Uzun zamandır çekmediğim kadar acı çekiyorum, ağlamadığım kadar ağlıyorum. Ve yine uzun zamandır olmadığı kadar şansımın, hayatımın, değerimin farkındayım. Mevsimin farkındayım. Yanımdan geçip gitmesine izin vermiyorum, onunla akıyorum, yaşıyorum. Hepsi birden nasıl oldu anlayamıyorum.
Sadece bildiğim şu ki, biri tetiği çekti ve artık ard arda dökülen duygu ve düşüncelerden payımı almadan kaçamam.
Kendimden başka gidecek yerim kalmadı.
Sevgiliden ayrılınca akşam saatleri zor gelir derler. Akşam, benim umurumda değil. İşin açıkçası sevgili de umurumda değil. Burada, benim hayatımın ortasında, kıyısında, yanı başımda bambaşka şeyler oluyor.. Üstelik her biri "sevgili" sandığım "şey" den çok daha gerçek, hayati ve bir şekilde benim parçam...
Rüyalarım ne zamandır olmadığı kadar ilginç; kus kus bitiremedim öfkemi. Bu öfke ki, kabuğu iyice kurumuş görünen eski bir yaranın vıcık vıcık irinine buladı ellerimi. Yıkamakla bitecek, temizlenecek gibi değil.
Ellerimi kessem belki..
Güne başlarken çok zorlanıyorum. Erkenden uyanıyorum, kahvemi yapıyorum. Ancak sıra kahvaltıya geldiğinde her zaman olduğu gibi iştahsız ve isteksizim. Yemiyorum. İstemiyorum. Sonra biraz okuyup, biraz da yazıyorum. Henüz yürümek isteyeceğim havalar gelmedi diye, o saatlerde evden çıkmak istemiyorum.
Bu sabah anam ağladı türkülerle.. Bana yapılan hainlikle hala yenişemediğimi ve bu fazla abartılmış öfkemin bir halta yaramadığını açıkça görsem de, gözyaşlarımı durduramadım. Biraz hızlıca anı olmak üzere paketlenmiş taze yaşanmışlığı canlandırdım hayalimde, onu alelacele paketleyen, ardından yas tutan paslı, puslu yüreği düşündüm.
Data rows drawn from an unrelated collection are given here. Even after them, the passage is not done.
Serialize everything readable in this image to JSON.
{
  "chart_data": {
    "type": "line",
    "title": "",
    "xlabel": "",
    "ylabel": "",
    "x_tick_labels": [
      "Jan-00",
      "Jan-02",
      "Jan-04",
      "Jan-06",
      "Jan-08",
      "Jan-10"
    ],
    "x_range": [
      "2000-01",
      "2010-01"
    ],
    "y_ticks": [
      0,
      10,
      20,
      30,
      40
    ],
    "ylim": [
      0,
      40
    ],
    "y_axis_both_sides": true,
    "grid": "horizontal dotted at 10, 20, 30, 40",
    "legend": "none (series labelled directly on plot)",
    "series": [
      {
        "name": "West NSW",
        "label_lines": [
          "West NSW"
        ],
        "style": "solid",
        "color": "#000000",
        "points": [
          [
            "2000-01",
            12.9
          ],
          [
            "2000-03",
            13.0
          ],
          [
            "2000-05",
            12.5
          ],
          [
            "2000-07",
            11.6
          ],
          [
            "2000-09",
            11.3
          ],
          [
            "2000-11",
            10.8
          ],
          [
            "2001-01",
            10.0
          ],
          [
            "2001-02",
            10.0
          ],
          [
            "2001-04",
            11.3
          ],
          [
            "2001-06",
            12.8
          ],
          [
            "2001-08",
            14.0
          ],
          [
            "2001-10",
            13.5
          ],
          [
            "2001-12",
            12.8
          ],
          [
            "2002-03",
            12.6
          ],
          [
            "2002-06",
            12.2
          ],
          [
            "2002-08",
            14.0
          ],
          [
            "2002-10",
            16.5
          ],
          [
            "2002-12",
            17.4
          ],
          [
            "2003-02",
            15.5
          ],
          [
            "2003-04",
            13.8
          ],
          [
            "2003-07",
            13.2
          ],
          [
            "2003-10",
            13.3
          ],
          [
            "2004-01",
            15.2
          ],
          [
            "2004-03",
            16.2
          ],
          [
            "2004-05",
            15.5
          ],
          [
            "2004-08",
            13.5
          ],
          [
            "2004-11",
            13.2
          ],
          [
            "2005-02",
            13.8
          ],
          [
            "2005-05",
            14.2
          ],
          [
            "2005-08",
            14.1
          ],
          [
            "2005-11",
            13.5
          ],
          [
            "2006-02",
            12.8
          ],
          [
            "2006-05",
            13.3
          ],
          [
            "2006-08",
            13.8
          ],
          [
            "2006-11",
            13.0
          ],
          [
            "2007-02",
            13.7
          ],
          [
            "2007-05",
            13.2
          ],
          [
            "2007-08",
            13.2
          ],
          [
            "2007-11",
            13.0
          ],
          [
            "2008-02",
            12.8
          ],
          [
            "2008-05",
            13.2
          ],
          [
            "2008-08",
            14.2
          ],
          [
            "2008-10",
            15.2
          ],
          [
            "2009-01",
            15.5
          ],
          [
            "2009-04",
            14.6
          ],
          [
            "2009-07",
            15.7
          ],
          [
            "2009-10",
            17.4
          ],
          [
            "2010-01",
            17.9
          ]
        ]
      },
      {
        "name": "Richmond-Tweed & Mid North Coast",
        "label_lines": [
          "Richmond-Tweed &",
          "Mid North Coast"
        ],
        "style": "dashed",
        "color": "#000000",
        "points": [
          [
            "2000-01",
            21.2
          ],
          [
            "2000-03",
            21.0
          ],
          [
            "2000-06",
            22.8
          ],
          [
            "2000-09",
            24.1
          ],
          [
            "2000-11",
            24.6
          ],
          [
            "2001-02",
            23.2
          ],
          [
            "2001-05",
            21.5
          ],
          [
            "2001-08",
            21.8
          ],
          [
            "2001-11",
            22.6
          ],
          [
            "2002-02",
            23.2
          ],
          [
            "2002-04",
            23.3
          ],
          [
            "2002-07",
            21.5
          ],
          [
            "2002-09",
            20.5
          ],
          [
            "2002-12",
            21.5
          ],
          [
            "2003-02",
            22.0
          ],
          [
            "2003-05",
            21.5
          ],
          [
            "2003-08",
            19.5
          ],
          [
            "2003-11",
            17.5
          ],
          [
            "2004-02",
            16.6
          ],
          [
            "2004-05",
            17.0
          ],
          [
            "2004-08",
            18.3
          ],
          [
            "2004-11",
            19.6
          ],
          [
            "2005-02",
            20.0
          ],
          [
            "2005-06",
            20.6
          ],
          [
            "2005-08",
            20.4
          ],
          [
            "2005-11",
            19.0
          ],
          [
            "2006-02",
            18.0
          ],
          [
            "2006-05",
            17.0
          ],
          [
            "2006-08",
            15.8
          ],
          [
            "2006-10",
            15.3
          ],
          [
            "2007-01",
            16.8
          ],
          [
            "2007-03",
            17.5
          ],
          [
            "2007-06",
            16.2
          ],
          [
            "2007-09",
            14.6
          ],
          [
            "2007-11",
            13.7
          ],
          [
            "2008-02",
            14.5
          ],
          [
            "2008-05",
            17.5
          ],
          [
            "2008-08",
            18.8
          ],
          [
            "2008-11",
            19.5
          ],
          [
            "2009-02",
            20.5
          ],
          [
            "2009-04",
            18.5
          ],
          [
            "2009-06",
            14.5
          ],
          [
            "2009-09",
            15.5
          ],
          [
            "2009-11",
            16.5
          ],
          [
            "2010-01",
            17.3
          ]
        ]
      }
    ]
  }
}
İçim bulandı, gidip ellerimi yıkadım!
Handan'ın çiçekleri yüzünden oldu her şey. Sonrasında saat çaldı ve salya sümük gittim okula. Orada da bir posta ağladım değer verdiğim kadınlarla. Bildiğim haberlere, bilmediklerim, beklemediklerim eklenince içimdeki vıcık vıcık yaraya dökülen yaşlardan olsa gerek, ayağım kaydı, dengemi kaybettim.
Acıdan önümü göremedim.
Önce bütün bu olan bitenin, beni yerle bir etmek için evren tarafından planlandığını düşündüm. Sonra kendimi bu kadar önemseyişime çok güldüm. Ama o kadar üst üste geldi ki yaşadıklarım ve tanık olduklarım, feryat etsem yeridir.. Sustum.
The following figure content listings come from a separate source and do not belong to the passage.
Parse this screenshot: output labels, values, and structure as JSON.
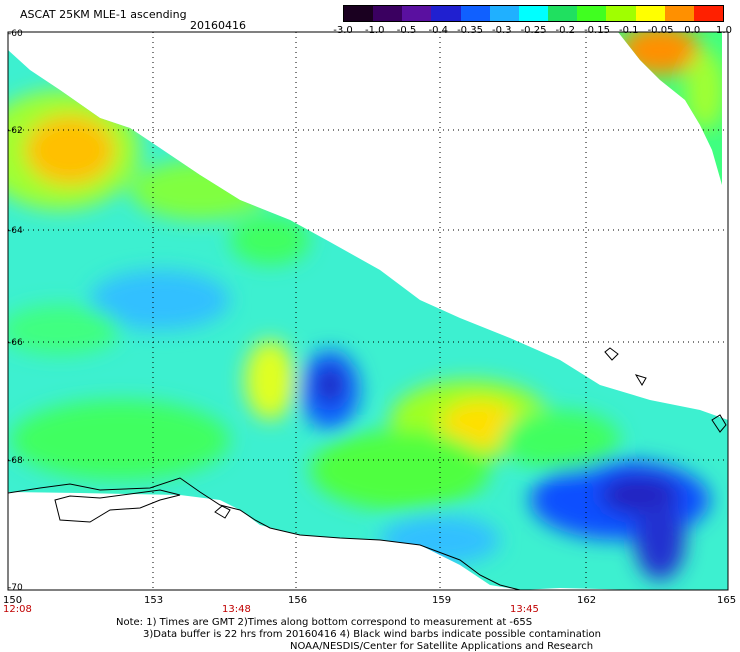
{
  "header": {
    "title": "ASCAT 25KM MLE-1 ascending",
    "date": "20160416"
  },
  "colorbar": {
    "labels": [
      "-3.0",
      "-1.0",
      "-0.5",
      "-0.4",
      "-0.35",
      "-0.3",
      "-0.25",
      "-0.2",
      "-0.15",
      "-0.1",
      "-0.05",
      "0.0",
      "1.0"
    ],
    "colors": [
      "#1a0020",
      "#3a0060",
      "#5a10a0",
      "#2020d0",
      "#1060ff",
      "#20b0ff",
      "#00ffff",
      "#20e060",
      "#40ff20",
      "#a0ff00",
      "#ffff00",
      "#ff9000",
      "#ff2000"
    ]
  },
  "axes": {
    "lat_labels": [
      "-60",
      "-62",
      "-64",
      "-66",
      "-68",
      "-70"
    ],
    "lon_labels": [
      "150",
      "153",
      "156",
      "159",
      "162",
      "165"
    ],
    "time_labels": [
      "12:08",
      "13:48",
      "13:45"
    ]
  },
  "notes": {
    "line1": "Note: 1) Times are GMT 2)Times along bottom correspond to measurement at -65S",
    "line2": "3)Data buffer is 22 hrs from 20160416 4) Black wind barbs indicate possible contamination",
    "line3": "NOAA/NESDIS/Center for Satellite Applications and Research"
  }
}
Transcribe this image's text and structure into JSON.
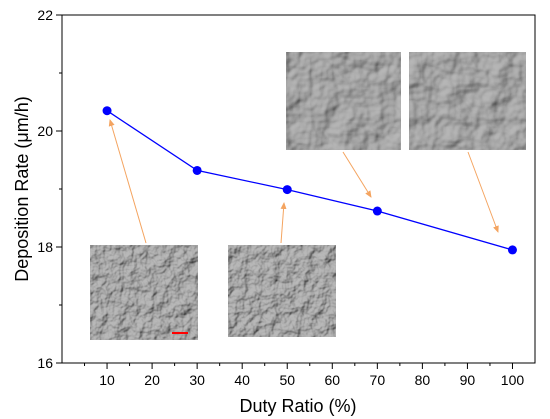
{
  "chart_data": {
    "type": "line",
    "xlabel": "Duty Ratio (%)",
    "ylabel": "Deposition Rate (μm/h)",
    "xlim": [
      0,
      105
    ],
    "ylim": [
      16,
      22
    ],
    "xticks": [
      10,
      20,
      30,
      40,
      50,
      60,
      70,
      80,
      90,
      100
    ],
    "yticks": [
      16,
      18,
      20,
      22
    ],
    "grid": false,
    "series": [
      {
        "x": [
          10,
          30,
          50,
          70,
          100
        ],
        "y": [
          20.35,
          19.32,
          18.99,
          18.62,
          17.95
        ],
        "color": "#0000ff",
        "marker": "circle"
      }
    ],
    "insets": [
      {
        "kind": "sem-micrograph",
        "texture": "fine-grains",
        "points_to_x": 10
      },
      {
        "kind": "sem-micrograph",
        "texture": "fine-grains",
        "points_to_x": 50
      },
      {
        "kind": "sem-micrograph",
        "texture": "coarse-cracked",
        "points_to_x": 70
      },
      {
        "kind": "sem-micrograph",
        "texture": "coarse-cracked",
        "points_to_x": 100
      }
    ],
    "arrow_color": "#f4a460",
    "scale_bar_color": "#ff0000"
  }
}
Bu akşam babamın sesi var kulaklarımda; yataktaki hali. Ölmeden birkaç zaman önce, ama kısa bir zaman, belki bir hafta? Hatırlayamıyorum ki.. Adımı söyledi; güçsüz, cılız bir sesle yattığı odadan seslendi. Onun neşeli, gürleyen sesini bilen kulaklarım, bugün durmadan bana onun en son Elvan dediği anla çınladı durdu. Bunu hak etmediğimi düşündüm. Yaşadığım pek çok şeyi kesinlikle hak etmemiştim. İnsan insana bunu yapmaz dedim ama oluyor işte. Hayatta bir defa zırhını çıkartıyorsun, o da hayvan oğlu hayvanın birine denk geliyor...
Elbette durduk yere gelmedi o ses kulaklarıma; kısa bir süre sonra sesi kızının anılarında kalacak başka bir babanın yorgun cümleleri tetikledi kaybımı. Olmakta olanla başa çıkamadığım gibi, geçmişte yaşanıp, bitmişle de barışamadığımı gördüm..
Acım, açık yaram nasıl da taze kalmış...
Bütün kayıpları ve üzüntüleri dibine kadar, kollarımı açıp kucaklamaktan başka çıkışım olmadığını iyice kavradım. Nasıl kışın kar yağıyor, baharda da meyve ağaçlarının beyaz çiçeklerinden dökülen yapraklar konuyorsa saçlarıma, elbette yaşadıklarım ve etrafımda yaşananlar da benim ömrümün baharı ve kışı olacaklar. Güzel olan şu ki, baharlar hep gelecek...
Hangi Mart bana kolay geldi ki , bu gelsin?